On Sun, Sep 14, 2014 at 10:22 PM, cowwoc <cowwoc@xxxxxxxxxxxxxxxx> wrote:
Hi,
Out of curiosity, why is Postgresql's Java support so poor? I am
specifically looking for the ability to write triggers in Java.
Because it hasn't been a priority of contributors. This is how non-single-vendor open source projects work: people decide what is important to them and do the work required. If something gets neglected then I guess it wasn't really important.
I took a look at the PL/Java project and it looked both incomplete and dead,
yet other languages like _javascript_ are taking off. I would have expected to
see very strong support for Java because it's the most frequently used
language on the server-side.
I think _javascript_ is taking off because JSON is taking off. The problem with Java is that while there are plenty of use cases for it in the db, it isn't something which there are *common* use cases for.
What's going on?
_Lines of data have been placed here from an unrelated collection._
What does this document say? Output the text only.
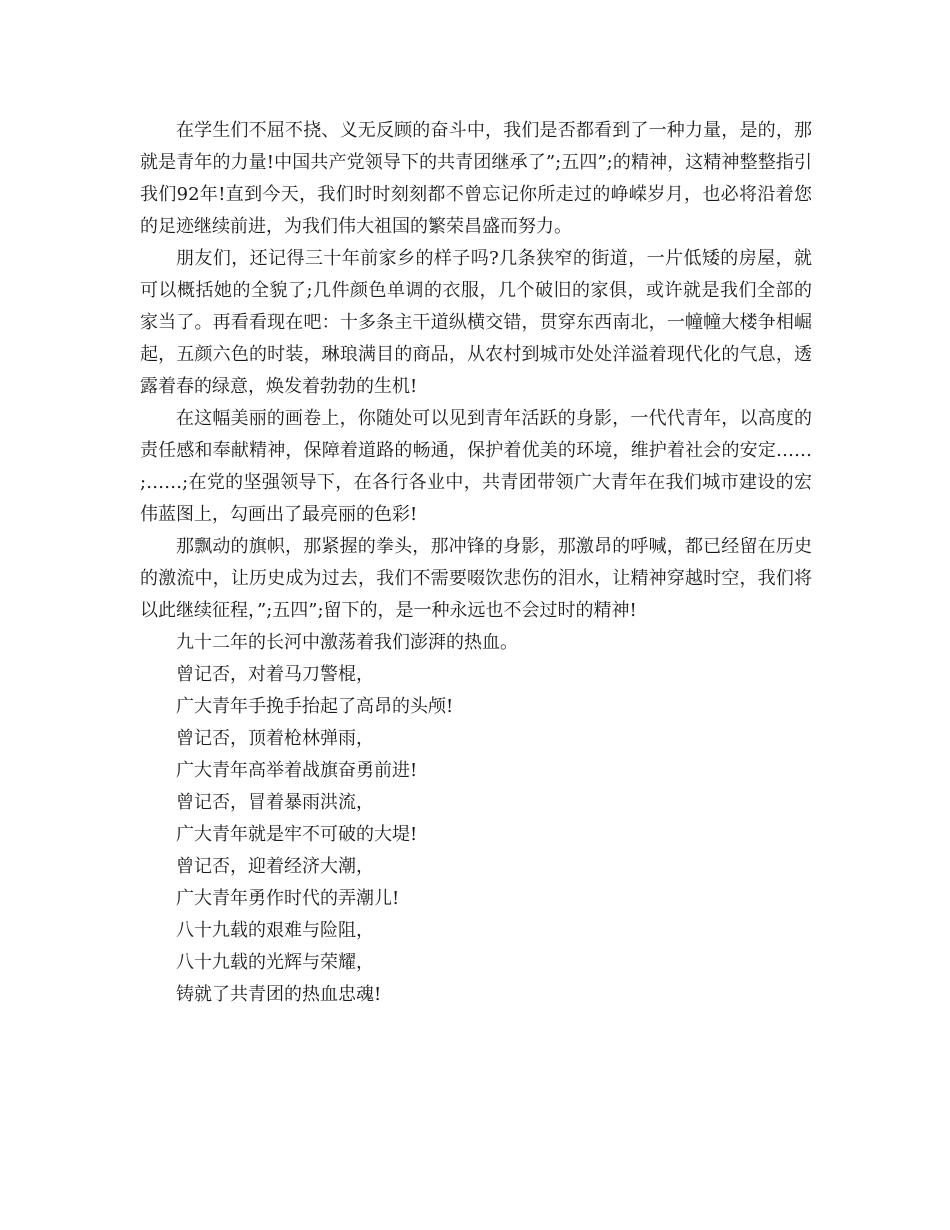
在学生们不屈不挠、义无反顾的奋斗中，我们是否都看到了一种力量，是的，那就是青年的力量!中国共产党领导下的共青团继承了”;五四”;的精神，这精神整整指引我们92年!直到今天，我们时时刻刻都不曾忘记你所走过的峥嵘岁月，也必将沿着您的足迹继续前进，为我们伟大祖国的繁荣昌盛而努力。

朋友们，还记得三十年前家乡的样子吗?几条狭窄的街道，一片低矮的房屋，就可以概括她的全貌了;几件颜色单调的衣服，几个破旧的家俱，或许就是我们全部的家当了。再看看现在吧：十多条主干道纵横交错，贯穿东西南北，一幢幢大楼争相崛起，五颜六色的时装，琳琅满目的商品，从农村到城市处处洋溢着现代化的气息，透露着春的绿意，焕发着勃勃的生机!

在这幅美丽的画卷上，你随处可以见到青年活跃的身影，一代代青年，以高度的责任感和奉献精神，保障着道路的畅通，保护着优美的环境，维护着社会的安定……;……;在党的坚强领导下，在各行各业中，共青团带领广大青年在我们城市建设的宏伟蓝图上，勾画出了最亮丽的色彩!

那飘动的旗帜，那紧握的拳头，那冲锋的身影，那激昂的呼喊，都已经留在历史的激流中，让历史成为过去，我们不需要啜饮悲伤的泪水，让精神穿越时空，我们将以此继续征程，”;五四”;留下的，是一种永远也不会过时的精神!

九十二年的长河中激荡着我们澎湃的热血。

曾记否，对着马刀警棍，

广大青年手挽手抬起了高昂的头颅!

曾记否，顶着枪林弹雨，

广大青年高举着战旗奋勇前进!

曾记否，冒着暴雨洪流，

广大青年就是牢不可破的大堤!

曾记否，迎着经济大潮，

广大青年勇作时代的弄潮儿!

八十九载的艰难与险阻，

八十九载的光辉与荣耀，

铸就了共青团的热血忠魂!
Why isn't this a core language supported alongside SQL,
Perl and Python as part of the core project?
I have a few questions on this, the answers of which may help answer your question:
1. How well does having a server-side JVM work, resource-wise, when you have a forked process model like PostgreSQL? Does having the additional JVM's pose performance and competition for resources that lighter languages would not?
2. What is your specific use case for a trigger in Java?